In a move that continues restrictions on a morning-after birth control pill, Health and Human Services Secretary Kathleen Sebelius Dec. 7 vetoed a Food and Drug Administration decision to allow unrestricted over-the- counter sales of Plan B One-Step, an emergency contraceptive.

The HHS secretary’s action, endorsed Dec. 8 by President Obama, overturned FDA approval of a request by Plan B maker Teva Pharmaceutical Industries to make the compound, now available without a prescription to those above 17 years old, available to all age groups.

According to the New York Times, Sebelius’ said, “I have concluded that the data submitted by Teva do not conclusively establish that Plan B One-Step should be made available over the counter for all girls of reproductive age.”

According to a report from Reuters, a FDA spokesperson said the agency being overruled by the HHS Secretary was unprecedented. The FDA was finally coming on board with what women’s health advocates have been requesting for the medication over the last eight years – to increase the ease of access to the pill for women who need it.

Because a prescription is required for people under 17, the drug is kept behind the counter, meaning everyone who asks for it has to show ID.

Sebelius said she thinks this continues to be necessary, according to FoxNews, because the product packaging and instructions could be confusing to girls as young as 11 years old, who could be in need of the product.

The move surprised Dr. Robert Block of the American Academy of Pediatrics who described the Sebelius’ decision to FoxNews as “medically inexplicable.” Dr. Cora Breuner, an AAP member, referencing the costs said, “I don’t think 11-year-olds go into Rite Aid to buy anything.”

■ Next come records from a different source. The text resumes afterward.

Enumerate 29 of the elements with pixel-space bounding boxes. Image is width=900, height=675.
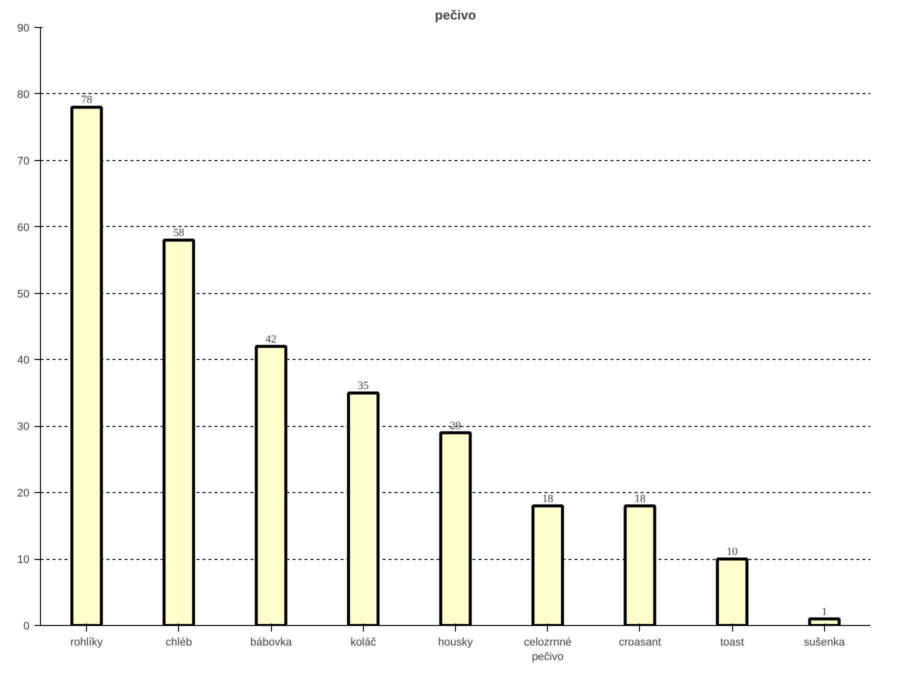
data-label: 18: [634, 492, 646, 505]
data-label: 35: [358, 380, 370, 392]
y-tick-label: 20: [17, 488, 30, 500]
data-label: 58: [173, 227, 185, 240]
y-tick-label: 80: [17, 88, 30, 101]
y-tick-label: 60: [17, 222, 30, 234]
y-tick-label: 70: [17, 155, 30, 168]
x-tick-label: rohlíky: [70, 636, 104, 648]
y-tick-label: 10: [17, 554, 30, 566]
y-tick-label: 40: [17, 354, 30, 367]
y-tick-label: 50: [17, 288, 30, 300]
data-label: 1: [822, 606, 828, 618]
x-tick-label: sušenka: [804, 636, 846, 648]
data-label: 78: [81, 94, 93, 106]
y-tick-label: 90: [17, 22, 30, 34]
y-tick-label: 30: [17, 421, 30, 434]
x-tick-label: toast: [720, 636, 744, 648]
x-tick-label: croasant: [618, 636, 662, 648]
data-label: 18: [542, 492, 554, 505]
y-tick-label: 0: [23, 620, 30, 632]
data-label: 42: [266, 333, 277, 346]
x-tick-label: koláč: [350, 636, 377, 648]
x-tick-label: housky: [438, 636, 474, 648]
x-tick-label: celozrnné pečivo: [524, 636, 572, 663]
data-label: 10: [726, 546, 738, 558]
x-tick-label: chléb: [166, 636, 192, 648]
data-label: 29: [450, 420, 462, 432]
x-tick-label: bábovka: [250, 636, 293, 648]
chart-title: pečivo: [434, 8, 476, 22]
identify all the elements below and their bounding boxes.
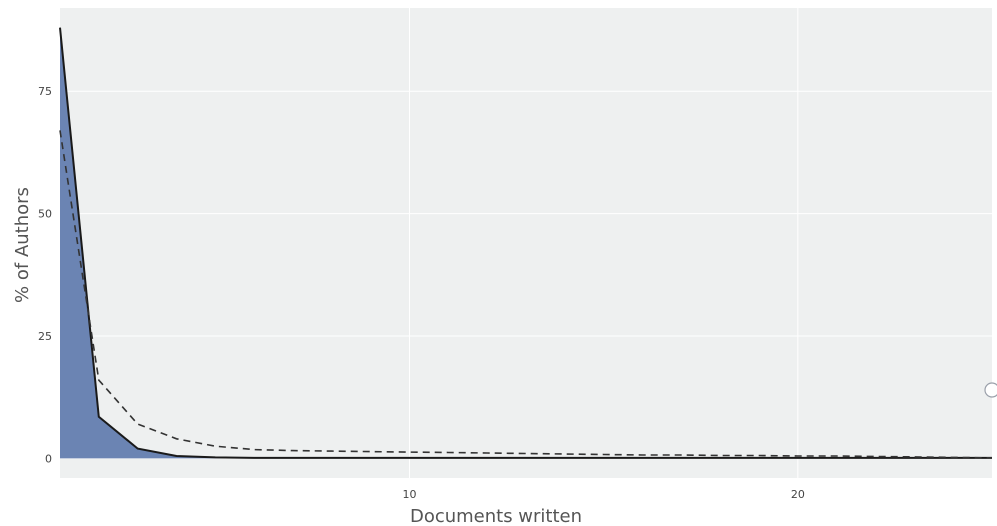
- x-tick-label: 10: [403, 488, 417, 501]
- ticks: 0 25 50 75 10 20: [38, 85, 805, 501]
- plot-background: [60, 8, 992, 478]
- series-2-dashed-line: [59, 130, 993, 459]
- y-axis-title: % of Authors: [12, 187, 33, 303]
- y-tick-label: 50: [38, 208, 52, 221]
- x-axis-title: Documents written: [410, 506, 582, 526]
- y-tick-label: 0: [45, 452, 52, 465]
- hover-marker-icon[interactable]: [984, 382, 997, 398]
- series-1-line: [59, 27, 992, 459]
- x-tick-label: 20: [791, 488, 805, 501]
- y-tick-label: 75: [38, 85, 52, 98]
- y-tick-label: 25: [38, 330, 52, 343]
- series-layer: [59, 27, 993, 459]
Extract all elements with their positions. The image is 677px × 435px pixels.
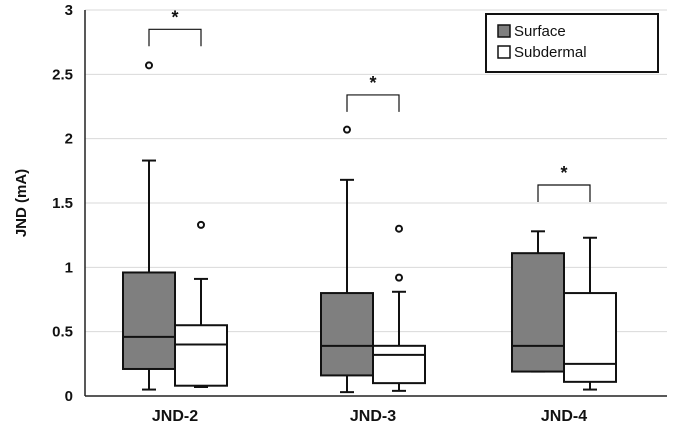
y-axis-title: JND (mA) <box>13 169 30 237</box>
box-subdermal-jnd-2 <box>174 220 228 388</box>
bracket-line <box>346 94 400 112</box>
outlier-point <box>197 220 205 229</box>
box-iqr <box>563 292 617 383</box>
x-category-label: JND-4 <box>541 408 587 425</box>
legend-label-surface: Surface <box>514 23 566 40</box>
significance-bracket: * <box>148 7 202 47</box>
y-tick-label: 0 <box>65 388 73 405</box>
outlier-point <box>145 61 153 70</box>
box-iqr <box>372 344 426 385</box>
outlier-point <box>343 125 351 134</box>
y-tick-label: 0.5 <box>52 324 73 341</box>
box-subdermal-jnd-3 <box>372 224 426 392</box>
y-tick-label: 2.5 <box>52 66 73 83</box>
box-surface-jnd-3 <box>320 125 374 394</box>
outlier-point <box>395 273 403 282</box>
box-surface-jnd-4 <box>511 230 565 373</box>
box-iqr <box>122 271 176 370</box>
y-tick-label: 2 <box>65 131 73 148</box>
significance-star: * <box>560 163 567 183</box>
y-tick-label: 3 <box>65 2 73 19</box>
x-category-label: JND-2 <box>152 408 198 425</box>
axes: 0 0.5 1 1.5 2 2.5 3 JND-2 JND-3 JND-4 <box>52 2 667 425</box>
x-category-label: JND-3 <box>350 408 396 425</box>
outlier-point <box>395 224 403 233</box>
y-tick-label: 1.5 <box>52 195 73 212</box>
box-surface-jnd-2 <box>122 61 176 391</box>
bracket-line <box>537 184 591 202</box>
boxes <box>122 61 617 394</box>
box-iqr <box>511 252 565 373</box>
box-subdermal-jnd-4 <box>563 236 617 391</box>
legend-box <box>485 13 659 73</box>
legend-swatch-subdermal <box>497 45 511 59</box>
significance-star: * <box>369 73 376 93</box>
legend-label-subdermal: Subdermal <box>514 44 587 61</box>
box-iqr <box>174 324 228 387</box>
significance-star: * <box>171 7 178 27</box>
y-tick-label: 1 <box>65 259 73 276</box>
significance-bracket: * <box>346 73 400 112</box>
significance-bracket: * <box>537 163 591 202</box>
box-iqr <box>320 292 374 377</box>
legend-swatch-surface <box>497 24 511 38</box>
bracket-line <box>148 28 202 47</box>
legend: Surface Subdermal <box>485 13 659 73</box>
significance-markers: * * * <box>148 7 591 202</box>
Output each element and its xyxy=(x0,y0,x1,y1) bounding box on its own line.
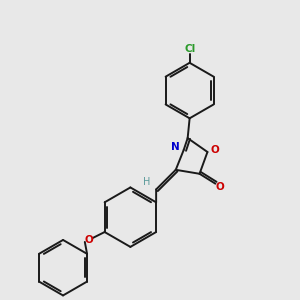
Text: O: O xyxy=(216,182,225,192)
Text: O: O xyxy=(210,145,219,155)
Text: H: H xyxy=(142,176,150,187)
Text: N: N xyxy=(171,142,180,152)
Text: Cl: Cl xyxy=(184,44,195,54)
Text: O: O xyxy=(84,235,93,245)
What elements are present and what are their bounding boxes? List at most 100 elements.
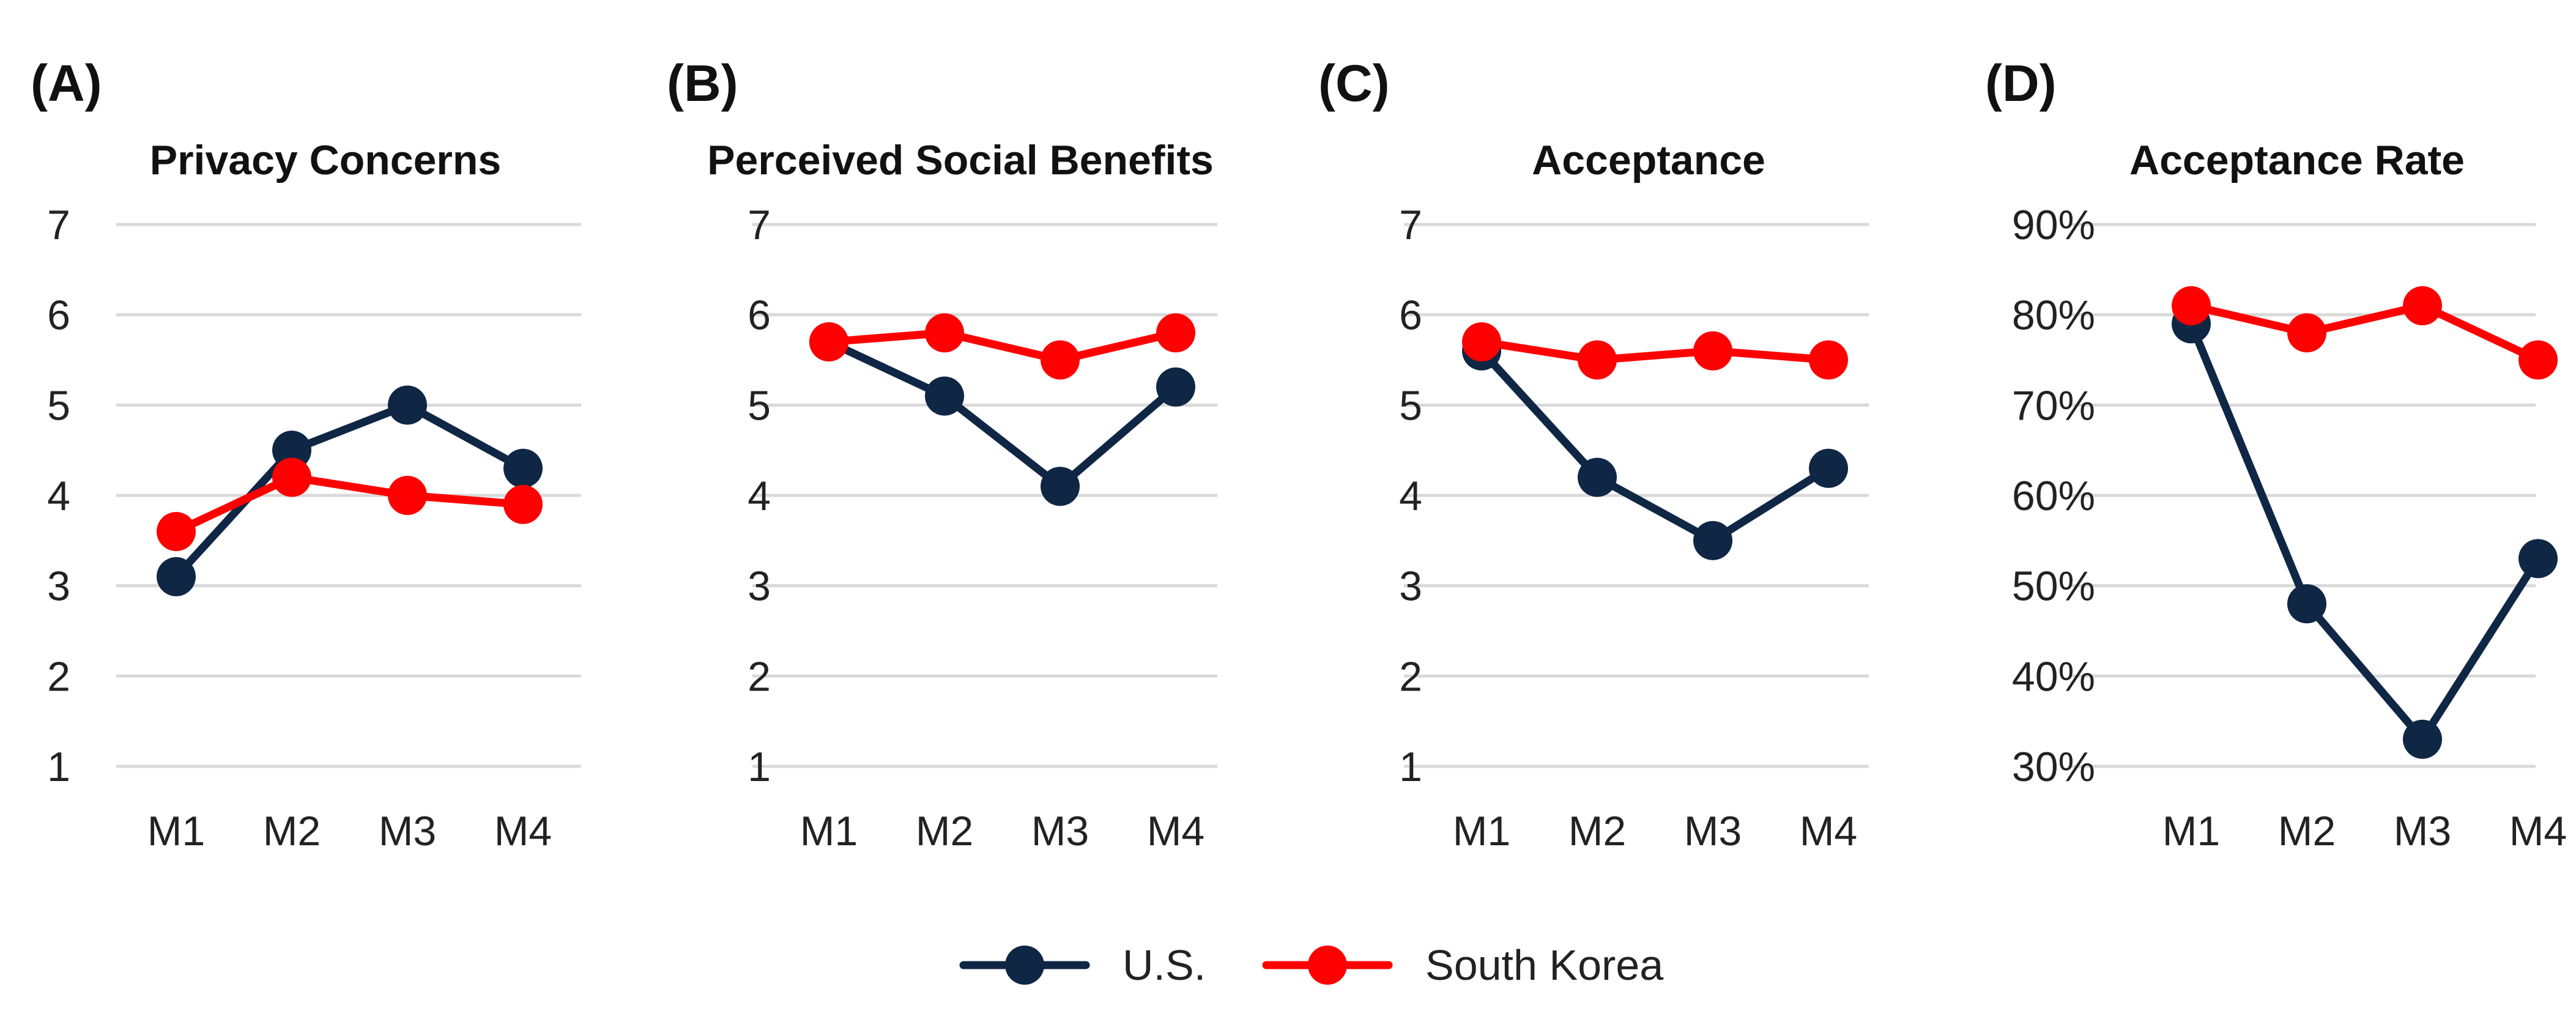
data-point-korea (1462, 322, 1501, 361)
y-tick-label: 5 (748, 382, 771, 429)
chart-panel-3: (C) Acceptance 1 2 3 4 5 6 7 M1 M2 M3 M4 (1318, 54, 1869, 854)
data-point-us (2287, 584, 2326, 624)
data-point-us (1156, 367, 1195, 407)
series-line-us (1477, 347, 1833, 545)
x-tick-label: M3 (2394, 808, 2451, 854)
x-tick-label: M1 (1453, 808, 1510, 854)
legend-us-marker (1005, 946, 1044, 985)
x-tick-label: M4 (1800, 808, 1857, 854)
y-tick-label: 70% (2012, 382, 2095, 429)
data-point-korea (1809, 340, 1848, 380)
chart-panel-4: (D) Acceptance Rate 30% 40% 50% 60% 70% 80% 90% M… (1985, 54, 2567, 854)
chart-panels: (A) Privacy Concerns 1 2 3 4 5 6 7 M1 M2 M3 M4 (B) Per… (31, 54, 2567, 854)
y-tick-label: 7 (47, 202, 70, 248)
data-point-us (1809, 448, 1848, 488)
data-point-korea (809, 322, 848, 361)
data-point-us (503, 448, 543, 488)
x-tick-label: M2 (2278, 808, 2336, 854)
x-tick-label: M4 (2509, 808, 2567, 854)
panel-letter: (A) (31, 54, 102, 112)
x-tick-label: M2 (1568, 808, 1626, 854)
data-point-korea (157, 512, 196, 552)
data-point-us (1041, 467, 1080, 506)
legend: U.S. South Korea (959, 941, 1663, 989)
data-point-korea (1156, 313, 1195, 353)
data-point-us (1578, 457, 1617, 497)
y-tick-label: 7 (748, 202, 771, 248)
x-tick-label: M4 (1147, 808, 1204, 854)
y-tick-label: 50% (2012, 563, 2095, 610)
x-tick-label: M2 (916, 808, 973, 854)
data-point-us (2403, 719, 2442, 759)
y-tick-label: 40% (2012, 653, 2095, 700)
data-point-korea (1041, 340, 1080, 380)
panel-title: Perceived Social Benefits (707, 137, 1214, 183)
series-line-korea (1477, 338, 1833, 364)
x-tick-label: M1 (800, 808, 858, 854)
y-tick-label: 5 (1399, 382, 1422, 429)
x-tick-label: M2 (263, 808, 321, 854)
data-point-us (272, 431, 311, 470)
data-point-us (925, 376, 964, 416)
data-point-korea (2172, 286, 2211, 325)
y-tick-label: 60% (2012, 473, 2095, 519)
y-tick-label: 4 (47, 473, 70, 519)
y-tick-label: 4 (1399, 473, 1422, 519)
series-line-korea (825, 328, 1180, 364)
y-tick-label: 6 (1399, 292, 1422, 339)
panel-title: Acceptance (1532, 137, 1765, 183)
data-point-korea (925, 313, 964, 353)
x-tick-label: M3 (1031, 808, 1089, 854)
data-point-korea (2518, 340, 2558, 380)
panel-title: Privacy Concerns (150, 137, 502, 183)
data-point-us (157, 557, 196, 596)
y-tick-label: 1 (47, 744, 70, 790)
data-point-korea (1693, 331, 1732, 371)
y-tick-label: 1 (1399, 744, 1422, 790)
series-line-us (825, 338, 1180, 491)
data-point-korea (2403, 286, 2442, 325)
series-line-korea (2187, 302, 2542, 364)
data-point-korea (2287, 313, 2326, 353)
y-tick-label: 90% (2012, 202, 2095, 248)
legend-korea-label: South Korea (1425, 941, 1663, 989)
legend-us-label: U.S. (1123, 941, 1206, 989)
x-tick-label: M3 (379, 808, 436, 854)
y-tick-label: 30% (2012, 744, 2095, 790)
data-point-korea (388, 476, 427, 515)
y-tick-label: 80% (2012, 292, 2095, 339)
chart-panel-2: (B) Perceived Social Benefits 1 2 3 4 5 6 7 M1 M2 M… (667, 54, 1217, 854)
data-point-us (1693, 520, 1732, 560)
series-line-us (2187, 319, 2542, 744)
x-tick-label: M3 (1684, 808, 1742, 854)
data-point-us (2518, 539, 2558, 579)
x-tick-label: M1 (147, 808, 205, 854)
y-tick-label: 5 (47, 382, 70, 429)
data-point-korea (503, 484, 543, 524)
y-tick-label: 4 (748, 473, 771, 519)
chart-panel-1: (A) Privacy Concerns 1 2 3 4 5 6 7 M1 M2 M3 M4 (31, 54, 581, 854)
panel-letter: (B) (667, 54, 738, 112)
series-line-korea (172, 473, 527, 536)
panel-letter: (C) (1318, 54, 1390, 112)
x-tick-label: M1 (2162, 808, 2220, 854)
y-tick-label: 7 (1399, 202, 1422, 248)
y-tick-label: 3 (47, 563, 70, 610)
y-tick-label: 2 (748, 653, 771, 700)
y-tick-label: 2 (1399, 653, 1422, 700)
y-tick-label: 6 (47, 292, 70, 339)
panel-title: Acceptance Rate (2129, 137, 2465, 183)
x-tick-label: M4 (494, 808, 552, 854)
y-tick-label: 1 (748, 744, 771, 790)
data-point-korea (272, 457, 311, 497)
y-tick-label: 2 (47, 653, 70, 700)
y-tick-label: 3 (748, 563, 771, 610)
series-line-us (172, 401, 527, 581)
panel-letter: (D) (1985, 54, 2057, 112)
y-tick-label: 3 (1399, 563, 1422, 610)
data-point-us (388, 385, 427, 425)
legend-korea-marker (1308, 946, 1347, 985)
y-tick-label: 6 (748, 292, 771, 339)
data-point-korea (1578, 340, 1617, 380)
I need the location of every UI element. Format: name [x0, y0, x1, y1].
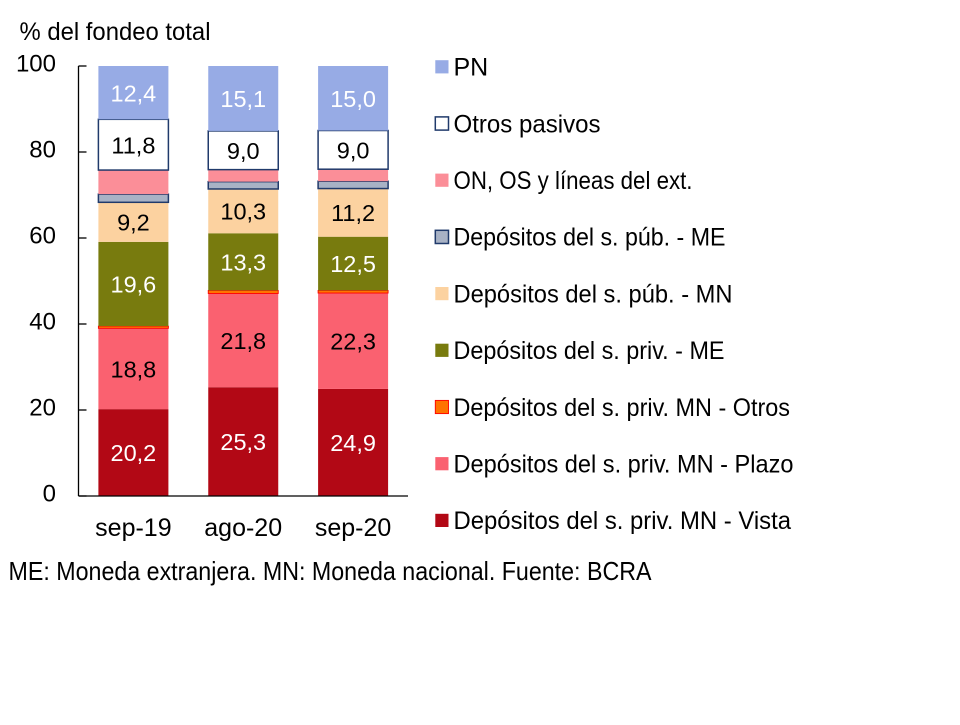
svg-text:25,3: 25,3: [220, 429, 266, 455]
svg-text:9,0: 9,0: [227, 138, 260, 164]
svg-text:ago-20: ago-20: [204, 514, 282, 542]
svg-text:0: 0: [43, 481, 56, 508]
svg-text:22,3: 22,3: [330, 329, 376, 355]
svg-text:Depósitos del s. priv. MN - Pl: Depósitos del s. priv. MN - Plazo: [454, 451, 794, 479]
svg-text:15,0: 15,0: [330, 86, 376, 112]
svg-text:11,8: 11,8: [111, 132, 155, 158]
svg-text:Otros pasivos: Otros pasivos: [454, 110, 601, 138]
svg-text:21,8: 21,8: [220, 328, 266, 354]
svg-text:80: 80: [29, 137, 56, 164]
svg-text:11,2: 11,2: [331, 200, 375, 226]
svg-text:13,3: 13,3: [220, 249, 266, 275]
svg-text:15,1: 15,1: [220, 86, 266, 112]
svg-text:% del fondeo total: % del fondeo total: [20, 18, 211, 46]
svg-text:12,5: 12,5: [330, 251, 376, 277]
svg-text:ME: Moneda extranjera. MN: Mon: ME: Moneda extranjera. MN: Moneda nacion…: [9, 556, 653, 586]
svg-text:PN: PN: [454, 54, 489, 82]
svg-text:9,0: 9,0: [337, 137, 370, 163]
svg-text:Depósitos del s. priv. MN - Vi: Depósitos del s. priv. MN - Vista: [454, 507, 792, 535]
svg-text:100: 100: [16, 51, 56, 78]
svg-text:20,2: 20,2: [111, 440, 157, 466]
svg-text:sep-19: sep-19: [95, 514, 171, 542]
svg-text:Depósitos del s. púb. - ME: Depósitos del s. púb. - ME: [454, 224, 726, 252]
svg-text:Depósitos del s. priv. - ME: Depósitos del s. priv. - ME: [454, 337, 725, 365]
svg-text:9,2: 9,2: [117, 210, 150, 236]
svg-text:20: 20: [29, 395, 56, 422]
svg-text:ON, OS y líneas del ext.: ON, OS y líneas del ext.: [454, 167, 693, 195]
svg-text:60: 60: [29, 223, 56, 250]
svg-text:18,8: 18,8: [111, 356, 157, 382]
svg-text:12,4: 12,4: [111, 80, 157, 106]
svg-text:10,3: 10,3: [220, 199, 266, 225]
svg-text:sep-20: sep-20: [315, 514, 391, 542]
svg-text:Depósitos del s. priv. MN - Ot: Depósitos del s. priv. MN - Otros: [454, 394, 791, 422]
svg-text:Depósitos del s. púb. - MN: Depósitos del s. púb. - MN: [454, 280, 733, 308]
svg-text:19,6: 19,6: [111, 272, 157, 298]
svg-text:40: 40: [29, 309, 56, 336]
svg-text:24,9: 24,9: [330, 430, 376, 456]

Obama gave his “wholehearted support” to the decision, according to the New York Times. “The reason Kathleen made this decision,” the president told reporters at the White House, “is that she could not be confident that a 10-year-old or an 11-year-old going to a drug store should be able — to buy a medication that potentially, if not used properly could have an adverse effect. And I think most parents would probably feel the same way.”